Her illusions of their academic prowress are shattered as she wins her argument with the other students about D.H.Lawrence. This represents a shift in her attitude and confidence. Rita is now able to hold her own in academic circles, whether it be down on the lawns below Frank's window or in a more formal manner at the summer school. Rita reports that one of the students, nicknamed Tiger, has invited her on a Christmas vacation to the South of France with the rest of his crowd. Frank reacts with what appears to be jealousy, making excuses about why she would be unable to go. Rita is shocked and cuts Frank short, suggesting that he is being ridiculous. The scene ends, however with Frank returning one of Rita's essays, telling her that it "wouldn't look out of place", with the other students on his desk.
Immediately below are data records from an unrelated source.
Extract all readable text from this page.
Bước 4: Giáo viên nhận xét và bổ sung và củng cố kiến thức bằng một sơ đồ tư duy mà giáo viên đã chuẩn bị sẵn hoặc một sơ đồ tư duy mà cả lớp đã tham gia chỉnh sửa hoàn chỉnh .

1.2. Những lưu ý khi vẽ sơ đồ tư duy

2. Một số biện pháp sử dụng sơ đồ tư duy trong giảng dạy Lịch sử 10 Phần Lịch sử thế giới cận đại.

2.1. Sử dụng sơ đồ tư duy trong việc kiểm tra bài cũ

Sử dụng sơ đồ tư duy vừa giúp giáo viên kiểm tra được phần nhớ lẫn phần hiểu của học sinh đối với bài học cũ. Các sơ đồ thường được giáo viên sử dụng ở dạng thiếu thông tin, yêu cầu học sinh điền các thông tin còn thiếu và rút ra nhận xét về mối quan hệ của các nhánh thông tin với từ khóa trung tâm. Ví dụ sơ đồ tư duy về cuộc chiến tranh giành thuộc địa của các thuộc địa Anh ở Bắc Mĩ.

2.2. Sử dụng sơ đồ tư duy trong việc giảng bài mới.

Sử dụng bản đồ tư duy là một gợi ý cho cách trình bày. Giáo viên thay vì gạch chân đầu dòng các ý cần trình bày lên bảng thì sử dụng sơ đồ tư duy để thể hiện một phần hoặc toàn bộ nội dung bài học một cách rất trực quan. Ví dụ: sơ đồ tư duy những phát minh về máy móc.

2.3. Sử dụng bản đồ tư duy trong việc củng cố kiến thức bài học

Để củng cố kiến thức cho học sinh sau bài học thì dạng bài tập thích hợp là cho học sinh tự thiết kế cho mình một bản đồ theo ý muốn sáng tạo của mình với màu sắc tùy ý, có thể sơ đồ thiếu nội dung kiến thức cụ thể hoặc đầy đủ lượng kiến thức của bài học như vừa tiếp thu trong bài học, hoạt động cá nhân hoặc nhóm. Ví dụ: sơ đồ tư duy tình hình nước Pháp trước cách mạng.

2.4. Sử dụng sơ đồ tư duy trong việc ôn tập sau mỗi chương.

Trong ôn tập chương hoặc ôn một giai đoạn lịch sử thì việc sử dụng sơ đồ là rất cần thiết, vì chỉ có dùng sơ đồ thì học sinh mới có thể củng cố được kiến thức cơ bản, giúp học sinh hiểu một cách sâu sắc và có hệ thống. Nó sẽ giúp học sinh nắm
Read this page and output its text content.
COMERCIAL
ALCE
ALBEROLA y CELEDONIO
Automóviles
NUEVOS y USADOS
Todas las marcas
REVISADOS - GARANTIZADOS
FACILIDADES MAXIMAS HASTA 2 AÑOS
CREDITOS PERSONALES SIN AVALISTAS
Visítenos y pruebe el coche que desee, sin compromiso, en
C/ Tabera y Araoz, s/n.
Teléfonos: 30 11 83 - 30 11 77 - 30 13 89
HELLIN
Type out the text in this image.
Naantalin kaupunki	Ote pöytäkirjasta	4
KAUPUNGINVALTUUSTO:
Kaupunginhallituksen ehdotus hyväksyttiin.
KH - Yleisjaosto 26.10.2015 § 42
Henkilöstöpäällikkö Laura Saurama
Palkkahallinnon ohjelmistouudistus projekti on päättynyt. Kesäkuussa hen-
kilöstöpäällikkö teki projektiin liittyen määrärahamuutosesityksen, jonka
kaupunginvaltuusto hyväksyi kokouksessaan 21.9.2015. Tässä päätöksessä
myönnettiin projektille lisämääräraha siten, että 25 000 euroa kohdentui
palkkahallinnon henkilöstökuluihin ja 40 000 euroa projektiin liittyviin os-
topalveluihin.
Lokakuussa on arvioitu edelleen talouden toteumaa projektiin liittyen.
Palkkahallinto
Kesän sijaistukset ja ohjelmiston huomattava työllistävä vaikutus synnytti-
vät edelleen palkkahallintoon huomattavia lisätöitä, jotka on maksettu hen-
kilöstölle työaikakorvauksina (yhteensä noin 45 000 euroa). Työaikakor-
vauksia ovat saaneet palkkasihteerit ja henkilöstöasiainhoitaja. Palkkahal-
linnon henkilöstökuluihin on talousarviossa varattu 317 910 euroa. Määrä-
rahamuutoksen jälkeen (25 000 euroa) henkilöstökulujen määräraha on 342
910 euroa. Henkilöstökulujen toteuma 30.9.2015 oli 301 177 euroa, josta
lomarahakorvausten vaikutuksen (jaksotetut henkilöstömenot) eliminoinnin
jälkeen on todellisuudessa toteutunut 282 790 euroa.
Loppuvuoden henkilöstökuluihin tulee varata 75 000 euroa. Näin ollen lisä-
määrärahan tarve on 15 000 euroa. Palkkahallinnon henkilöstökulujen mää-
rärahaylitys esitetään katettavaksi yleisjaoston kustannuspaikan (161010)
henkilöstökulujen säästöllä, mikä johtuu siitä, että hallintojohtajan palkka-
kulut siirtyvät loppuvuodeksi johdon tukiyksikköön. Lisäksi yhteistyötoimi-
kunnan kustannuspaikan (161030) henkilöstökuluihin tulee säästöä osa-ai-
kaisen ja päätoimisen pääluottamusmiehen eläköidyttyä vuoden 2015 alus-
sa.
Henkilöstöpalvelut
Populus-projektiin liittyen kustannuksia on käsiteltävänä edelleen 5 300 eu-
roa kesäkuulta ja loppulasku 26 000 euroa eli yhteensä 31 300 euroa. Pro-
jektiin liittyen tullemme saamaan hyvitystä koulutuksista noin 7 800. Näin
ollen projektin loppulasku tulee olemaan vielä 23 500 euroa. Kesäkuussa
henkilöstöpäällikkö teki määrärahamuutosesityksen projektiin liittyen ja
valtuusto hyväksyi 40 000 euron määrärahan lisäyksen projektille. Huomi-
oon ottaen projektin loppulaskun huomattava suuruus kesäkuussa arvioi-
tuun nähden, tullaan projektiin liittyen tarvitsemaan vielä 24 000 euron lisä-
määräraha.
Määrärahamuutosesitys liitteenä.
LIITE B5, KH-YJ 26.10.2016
At the beginning of the play Rita had no confidence in herself, no educational background and didn't interact with the other students. Now this has all changed as Rita has an abundance of confidence, summer school has been exceedingly good for her, educating her and now she is not fearful of the other students. She is actually quite the opposite and joins in with debates and wins arguments. These changes are very positive as she has got exactly what she wanted and has much more choice career wise. She does not feel "out of step" anymore she feels like a better person and has found herself.